We have been doing something.


We are doing something.


Though CISV was founded as a long term strategy to prevent war, our programs today are aimed at violence of many kinds, including the violence we witnessed less than two weeks ago.


If, as was recently written, "prejudice is the infrastructure of hate crime and terrorism", then CISV's peace education program is aimed at tearing down that structure, stereotype by stereotype, child by child, family by family and Chapter by Chapter.


For sixty years CISV has educated young people with experiences that are deeply felt and never forgotten.  For those still active - and for the almost quarter million of past participants, the warm and bittersweet emotions of our youth are not far from our thoughts.  I am sure that many thousand of our alumni - upon reading of events in Norway - thought quickly of their CISV experience and the contrast between the summer of their youth - and the nightmare in the news.


So what is there to celebrate?  In the aftermath of these events - what can we celebrate?


We can begin by celebrating the lives and memories of those young people who we have lost, including Joannes Buo.


We can celebrate that the memory of their lives will remain with each of us - and will inspire us to continue our work together.

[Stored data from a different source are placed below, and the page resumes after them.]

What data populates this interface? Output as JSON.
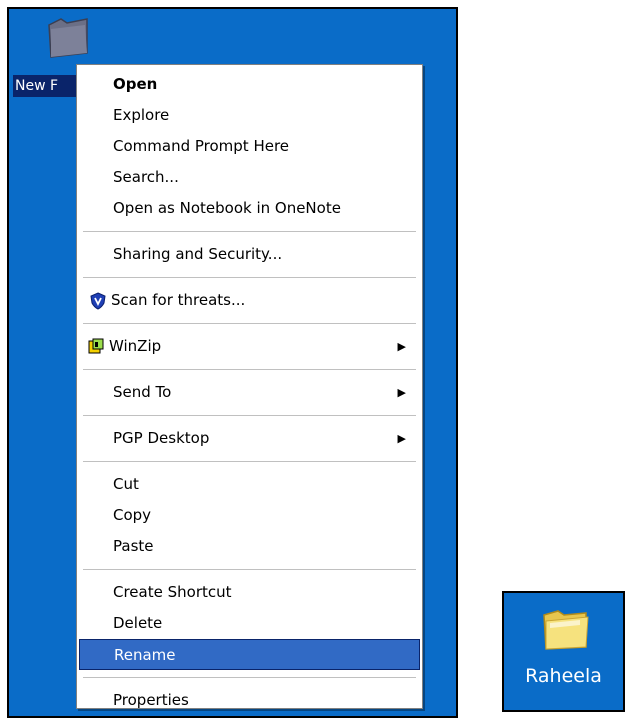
{
  "desktop": {
    "folder_label": "New F",
    "colors": {
      "desktop_bg": "#0a6cc8",
      "selection": "#316ac5"
    }
  },
  "context_menu": {
    "items": [
      {
        "label": "Open",
        "bold": true
      },
      {
        "label": "Explore"
      },
      {
        "label": "Command Prompt Here"
      },
      {
        "label": "Search..."
      },
      {
        "label": "Open as Notebook in OneNote"
      },
      {
        "label": "Sharing and Security..."
      },
      {
        "label": "Scan for threats...",
        "icon": "shield-icon"
      },
      {
        "label": "WinZip",
        "icon": "winzip-icon",
        "submenu": true
      },
      {
        "label": "Send To",
        "submenu": true
      },
      {
        "label": "PGP Desktop",
        "submenu": true
      },
      {
        "label": "Cut"
      },
      {
        "label": "Copy"
      },
      {
        "label": "Paste"
      },
      {
        "label": "Create Shortcut"
      },
      {
        "label": "Delete"
      },
      {
        "label": "Rename",
        "selected": true
      },
      {
        "label": "Properties"
      }
    ],
    "submenu_arrow": "▶"
  },
  "renamed_folder": {
    "label": "Raheela"
  }
}
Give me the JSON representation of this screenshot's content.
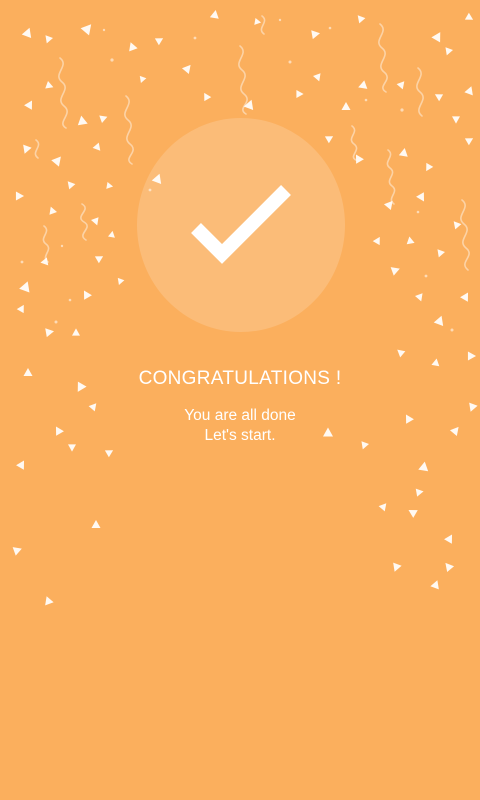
{
  "screen": {
    "background_color": "#FBAF5D",
    "foreground_color": "#FFFFFF"
  },
  "success_badge": {
    "icon": "checkmark-icon"
  },
  "message": {
    "title": "CONGRATULATIONS !",
    "line1": "You are all done",
    "line2": "Let's start."
  },
  "decoration": {
    "confetti_icon": "confetti-triangle-icon",
    "streamer_icon": "ribbon-streamer-icon"
  }
}
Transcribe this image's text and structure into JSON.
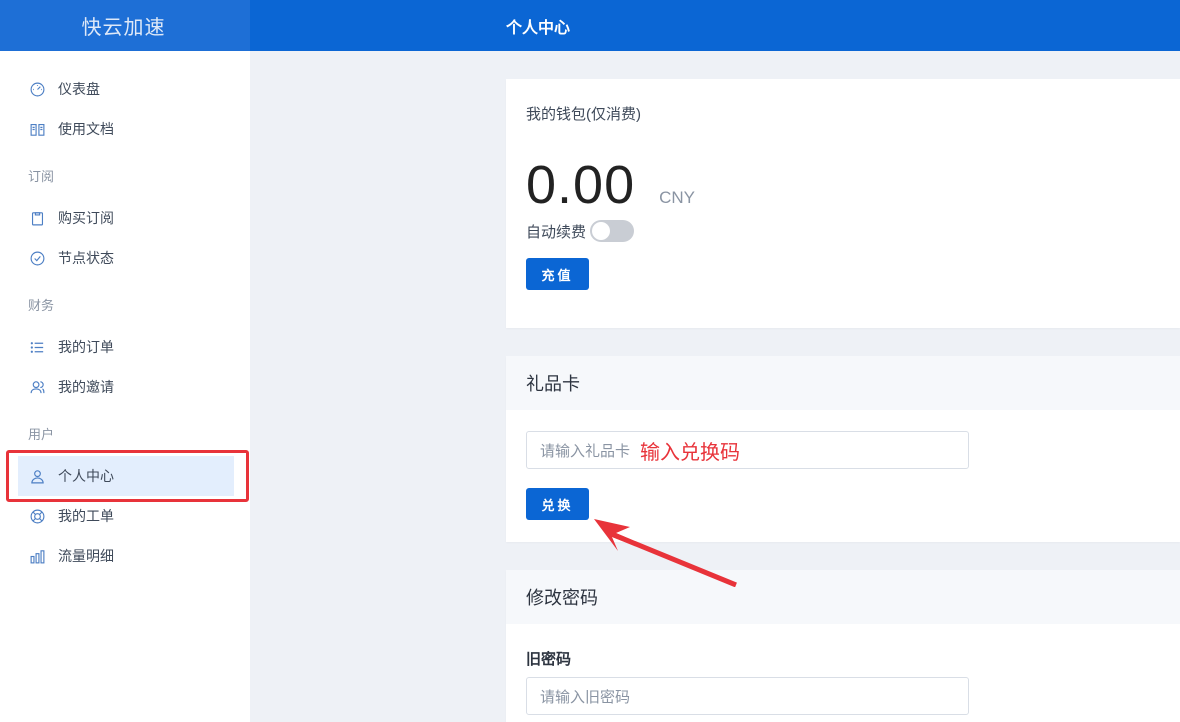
{
  "brand": "快云加速",
  "topbar": {
    "title": "个人中心"
  },
  "sidebar": {
    "items_top": [
      {
        "label": "仪表盘",
        "icon": "gauge-icon"
      },
      {
        "label": "使用文档",
        "icon": "book-icon"
      }
    ],
    "sections": [
      {
        "title": "订阅",
        "items": [
          {
            "label": "购买订阅",
            "icon": "clipboard-icon"
          },
          {
            "label": "节点状态",
            "icon": "check-circle-icon"
          }
        ]
      },
      {
        "title": "财务",
        "items": [
          {
            "label": "我的订单",
            "icon": "list-icon"
          },
          {
            "label": "我的邀请",
            "icon": "users-icon"
          }
        ]
      },
      {
        "title": "用户",
        "items": [
          {
            "label": "个人中心",
            "icon": "user-icon",
            "active": true
          },
          {
            "label": "我的工单",
            "icon": "lifebuoy-icon"
          },
          {
            "label": "流量明细",
            "icon": "bar-chart-icon"
          }
        ]
      }
    ]
  },
  "wallet": {
    "title": "我的钱包(仅消费)",
    "balance": "0.00",
    "currency": "CNY",
    "auto_renew_label": "自动续费",
    "auto_renew_on": false,
    "recharge_label": "充值"
  },
  "giftcard": {
    "title": "礼品卡",
    "placeholder": "请输入礼品卡",
    "annotation": "输入兑换码",
    "redeem_label": "兑换"
  },
  "password": {
    "title": "修改密码",
    "old_label": "旧密码",
    "old_placeholder": "请输入旧密码"
  },
  "colors": {
    "primary": "#0b66d4",
    "annotation_red": "#e8333a"
  }
}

We can celebrate those young lives by renewing our shared commitment to that which they so passionately believed - that we all have a part to play in working to build a more just and peaceful world.


We can celebrate the positive difference we have made, and are dedicated to continuing to make, through educating and inspiring individuals and communities- local and global.


We can celebrate our personal and collective contributions to the purpose of CISV.


We can celebrate the twenty year record of success that CISV Indonesia celebrates this year, and the work of the volunteers of CISV Indonesia that has made this meeting possible.


We can celebrate  the success of CISV program - one that now provides quality peace education experiences to over 7,000 people each year.


The truth is that CISV members do not despair of the future.


We plan for it. We work for it.


And while we are celebrating our 60 year history  - in truth, - we are more joyful and happy to continue looking forward to the future - a future filled with children and adults who "understand one another's point of view", who celebrate our differences as well as "how alike" we are.


There is a lot to celebrate, so lets get started.

2 comments:

  1. Thank you so much Nick & team for sharing all this. Great to follow what's going on.